2 de octubre de 2013

¡Con Cristo no hay límites!

Evangelio Lucas 9, 57-62 


Mientras iban caminando, uno le dijo: «Te seguiré adondequiera que vayas.» Jesús le dijo: «Las zorras tienen guaridas, y las aves del cielo nidos; pero el Hijo del hombre no tiene donde reclinar la cabeza.» A otro dijo: «Sígueme.» Él respondió: «Déjame ir primero a enterrar a mi padre.» Le respondió: «Deja que los muertos entierren a sus muertos; tú vete a anunciar el Reino de Dios.» También otro le dijo: «Te seguiré, Señor; pero déjame antes despedirme de los de mi casa.» Le dijo Jesús: «Nadie que pone la mano en el arado y mira hacia atrás es apto para el Reino de Dios.»


COMENTARIO: 


  En este Evangelio de Lucas, vemos como el Señor no nos engaña sino que nos avisa, cuando decidimos seguirle por estos caminos de la tierra. Y nos anuncia de que, inexorablemente, nos encontraremos con muchas dificultades y, sobre todo, con la cruz. 

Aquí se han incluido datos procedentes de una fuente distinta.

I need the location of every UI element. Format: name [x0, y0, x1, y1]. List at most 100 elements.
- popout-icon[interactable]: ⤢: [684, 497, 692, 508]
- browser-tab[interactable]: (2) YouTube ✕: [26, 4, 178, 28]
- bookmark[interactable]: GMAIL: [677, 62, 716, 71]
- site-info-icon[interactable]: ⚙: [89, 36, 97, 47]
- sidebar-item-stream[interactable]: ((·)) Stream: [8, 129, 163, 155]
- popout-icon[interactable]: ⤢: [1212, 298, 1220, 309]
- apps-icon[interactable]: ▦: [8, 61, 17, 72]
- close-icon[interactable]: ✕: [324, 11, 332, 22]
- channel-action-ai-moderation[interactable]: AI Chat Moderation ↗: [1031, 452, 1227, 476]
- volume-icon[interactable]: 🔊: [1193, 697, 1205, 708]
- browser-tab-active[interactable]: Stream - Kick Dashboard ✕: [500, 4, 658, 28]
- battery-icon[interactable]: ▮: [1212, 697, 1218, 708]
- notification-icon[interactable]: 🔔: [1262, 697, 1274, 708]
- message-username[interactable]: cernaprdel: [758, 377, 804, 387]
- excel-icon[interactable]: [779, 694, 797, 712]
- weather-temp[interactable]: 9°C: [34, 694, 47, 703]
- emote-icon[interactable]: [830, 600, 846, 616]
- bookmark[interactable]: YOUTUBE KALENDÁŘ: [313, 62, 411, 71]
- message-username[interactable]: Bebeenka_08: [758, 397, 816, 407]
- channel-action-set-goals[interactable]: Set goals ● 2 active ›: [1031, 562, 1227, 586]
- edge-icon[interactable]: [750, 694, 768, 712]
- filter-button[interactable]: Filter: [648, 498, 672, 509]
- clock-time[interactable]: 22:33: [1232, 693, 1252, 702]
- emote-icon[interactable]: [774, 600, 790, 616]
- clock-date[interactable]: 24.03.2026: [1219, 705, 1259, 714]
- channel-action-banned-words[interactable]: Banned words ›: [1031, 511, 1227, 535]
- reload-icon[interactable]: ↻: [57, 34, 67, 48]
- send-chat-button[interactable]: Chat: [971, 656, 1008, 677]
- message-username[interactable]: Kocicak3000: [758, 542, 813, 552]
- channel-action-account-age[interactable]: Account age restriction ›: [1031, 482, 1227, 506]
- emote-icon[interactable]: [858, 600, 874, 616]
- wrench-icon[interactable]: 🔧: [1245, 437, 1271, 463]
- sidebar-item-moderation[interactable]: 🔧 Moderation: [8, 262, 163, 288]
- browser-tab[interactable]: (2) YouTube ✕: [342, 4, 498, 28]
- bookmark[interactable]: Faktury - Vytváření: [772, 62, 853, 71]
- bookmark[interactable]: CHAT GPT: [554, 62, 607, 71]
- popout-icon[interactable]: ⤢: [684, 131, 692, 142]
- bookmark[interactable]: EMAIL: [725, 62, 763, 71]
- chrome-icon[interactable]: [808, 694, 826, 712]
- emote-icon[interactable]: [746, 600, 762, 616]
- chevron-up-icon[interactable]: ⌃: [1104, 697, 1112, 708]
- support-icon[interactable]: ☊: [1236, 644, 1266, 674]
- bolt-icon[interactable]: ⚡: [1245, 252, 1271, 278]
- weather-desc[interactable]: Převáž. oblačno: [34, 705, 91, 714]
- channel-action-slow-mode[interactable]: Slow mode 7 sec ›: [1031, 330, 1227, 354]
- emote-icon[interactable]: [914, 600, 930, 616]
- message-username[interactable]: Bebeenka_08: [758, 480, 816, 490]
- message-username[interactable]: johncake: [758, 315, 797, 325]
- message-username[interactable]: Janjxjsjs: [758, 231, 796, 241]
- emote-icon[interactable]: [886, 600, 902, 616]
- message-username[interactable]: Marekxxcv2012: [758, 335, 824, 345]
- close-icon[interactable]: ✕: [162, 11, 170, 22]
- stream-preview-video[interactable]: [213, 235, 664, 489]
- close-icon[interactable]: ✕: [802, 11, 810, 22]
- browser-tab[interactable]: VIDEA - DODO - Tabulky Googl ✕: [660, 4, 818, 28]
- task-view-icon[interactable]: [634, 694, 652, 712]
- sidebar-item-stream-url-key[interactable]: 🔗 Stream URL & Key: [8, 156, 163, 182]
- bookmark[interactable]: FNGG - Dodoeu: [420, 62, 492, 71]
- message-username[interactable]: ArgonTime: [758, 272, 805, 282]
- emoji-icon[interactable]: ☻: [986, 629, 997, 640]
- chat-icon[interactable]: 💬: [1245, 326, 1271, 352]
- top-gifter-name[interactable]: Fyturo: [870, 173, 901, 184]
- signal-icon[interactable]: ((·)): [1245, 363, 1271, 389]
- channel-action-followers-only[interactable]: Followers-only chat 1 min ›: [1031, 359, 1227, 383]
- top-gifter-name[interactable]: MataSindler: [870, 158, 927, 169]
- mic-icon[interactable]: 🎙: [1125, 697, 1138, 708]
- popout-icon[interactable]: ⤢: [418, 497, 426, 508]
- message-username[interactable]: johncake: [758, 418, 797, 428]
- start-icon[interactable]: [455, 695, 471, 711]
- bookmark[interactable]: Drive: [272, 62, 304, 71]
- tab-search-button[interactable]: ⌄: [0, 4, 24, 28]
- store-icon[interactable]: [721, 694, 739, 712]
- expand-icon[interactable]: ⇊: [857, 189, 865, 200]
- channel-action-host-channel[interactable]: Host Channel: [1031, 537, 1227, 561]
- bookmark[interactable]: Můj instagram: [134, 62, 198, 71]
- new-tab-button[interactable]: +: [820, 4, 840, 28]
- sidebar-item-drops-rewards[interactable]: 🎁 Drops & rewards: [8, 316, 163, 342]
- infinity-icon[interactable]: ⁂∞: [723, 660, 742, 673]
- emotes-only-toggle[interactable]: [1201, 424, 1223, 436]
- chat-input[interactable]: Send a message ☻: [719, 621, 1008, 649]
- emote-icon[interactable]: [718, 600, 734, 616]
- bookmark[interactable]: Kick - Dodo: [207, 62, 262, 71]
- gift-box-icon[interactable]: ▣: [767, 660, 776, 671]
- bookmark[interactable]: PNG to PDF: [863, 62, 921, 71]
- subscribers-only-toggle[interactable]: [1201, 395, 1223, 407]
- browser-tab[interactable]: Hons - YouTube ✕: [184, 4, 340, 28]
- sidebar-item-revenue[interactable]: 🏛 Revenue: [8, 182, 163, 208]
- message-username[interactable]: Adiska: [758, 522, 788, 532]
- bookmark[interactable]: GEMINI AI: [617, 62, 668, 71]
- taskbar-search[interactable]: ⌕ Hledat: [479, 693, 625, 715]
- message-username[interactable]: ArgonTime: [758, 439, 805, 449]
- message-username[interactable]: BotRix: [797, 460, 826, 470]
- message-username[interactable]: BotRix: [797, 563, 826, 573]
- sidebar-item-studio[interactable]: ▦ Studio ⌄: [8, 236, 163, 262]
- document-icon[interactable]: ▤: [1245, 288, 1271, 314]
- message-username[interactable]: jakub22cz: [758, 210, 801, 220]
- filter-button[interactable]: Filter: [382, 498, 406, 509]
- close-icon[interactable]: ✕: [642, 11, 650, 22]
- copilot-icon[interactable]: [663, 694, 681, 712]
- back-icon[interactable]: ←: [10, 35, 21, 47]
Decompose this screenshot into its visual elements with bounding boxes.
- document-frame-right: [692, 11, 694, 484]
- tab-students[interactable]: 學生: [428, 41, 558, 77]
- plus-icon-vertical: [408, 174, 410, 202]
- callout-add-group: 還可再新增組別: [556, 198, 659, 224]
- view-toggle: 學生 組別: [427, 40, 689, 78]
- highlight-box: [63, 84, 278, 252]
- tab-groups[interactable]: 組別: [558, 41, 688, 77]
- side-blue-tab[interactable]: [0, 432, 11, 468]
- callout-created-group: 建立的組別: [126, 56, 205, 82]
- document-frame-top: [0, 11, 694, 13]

  Sus apóstoles lo dejaron todo para estar a su lado, para ser la Iglesia primitiva; pero esta persona que se dirige al Señor con la intención de seguirle, debe conocer que va a tener que desprenderse voluntariamente de todo aquello a lo que le tiene apego y que representa, para él, un lastre que le dificulta emprender el vuelo. Tener intención de ser un fiel discípulo de Cristo, es indispensable; pero si la voluntad no dibuja un permanente “querer”, por el que cada día de nuestra vida decidimos que sea Jesús lo más importante para nosotros, perderemos sin dudarlo, el camino de nuestra entrega. Porque esto no es una rareza, sino el recorrido que hemos de hacer, para que todo esté en su justa medida. El Señor es la vara de medir, donde cada cosa y cada persona que nos perfecciona y nos acerca a Él, vale la pena; en cambio, todo aquello que nos aleja de su amor,
no merece que perdamos nuestro tiempo, que es de Dios. Cristo nos exige la radicalidad del que escoge por Amor.  

  Nuestros primeros padres decidieron alejarse de Dios, tentados por el diablo, escogiéndose a sí mismos. Ahora, cada uno de nosotros, si queremos regresar con el Señor, hemos de volver a elegirlo, por encima de todo. Con esa misma decisión que tomó Jesús, cuando partió hacia Jerusalén a encontrarse, por nosotros, con el dolor de la crucifixión, hemos de actuar en las encrucijadas de nuestra vida. Nos encontraremos muchos caminos, pero sólo uno angosto que conduce  a Dios. Y es este, a pesar de las dificultades, el que hemos de elegir. 

  El Señor nos advierte que no hemos de volver la vista atrás y tal vez sea ésta, por la experiencia que tengo, una de las peores tentaciones que Satanás esgrime contra aquellos que han entregado su vida al Señor. La soledad, la renuncia a la familia, el trabajo, las relaciones personales, el compartir físicamente los malos momentos… todo esto son vivencias de las que se han desprendido los que han entregado toda su vida, su tiempo y su ser, a la propagación del Evangelio a través de una vocación religiosa o sacerdotal. Así como todos los laicos que han decidido ofrecerse, renunciando a sí mismos, para propagar de una forma determinada, el Reino de Cristo. Pues a todos ellos, con el tiempo, la tentación diabólica surgirá enfrentándolos a lo que han dejado escapar, magnificándolo; y, aumentando los problemas de lo que han decidido seguir. Es en esos momentos cuando debemos recordar este evangelio y, refugiándonos en la oración, evocar que Jesús no nos habla de encontrar el favor y el aplauso de los hombres, sino de ser sus testigos en la dificultad para seguir el camino que nos lleva a “Jerusalén”. Pero ese trayecto se hace con Él; y es entonces cuando todo cambia. Cuando el Señor se carga sobre sus espaldas esa cruz tan pesada, que nos hace tambalear. Cuando pasa sus brazos sobre nuestros hombros y nos sujeta. Cuando su fuerza, la Gracia, inunda nuestro corazón. Es entonces cuando comprendemos que con Cristo no hay límites, por difíciles que sean, que no podamos alcanzar.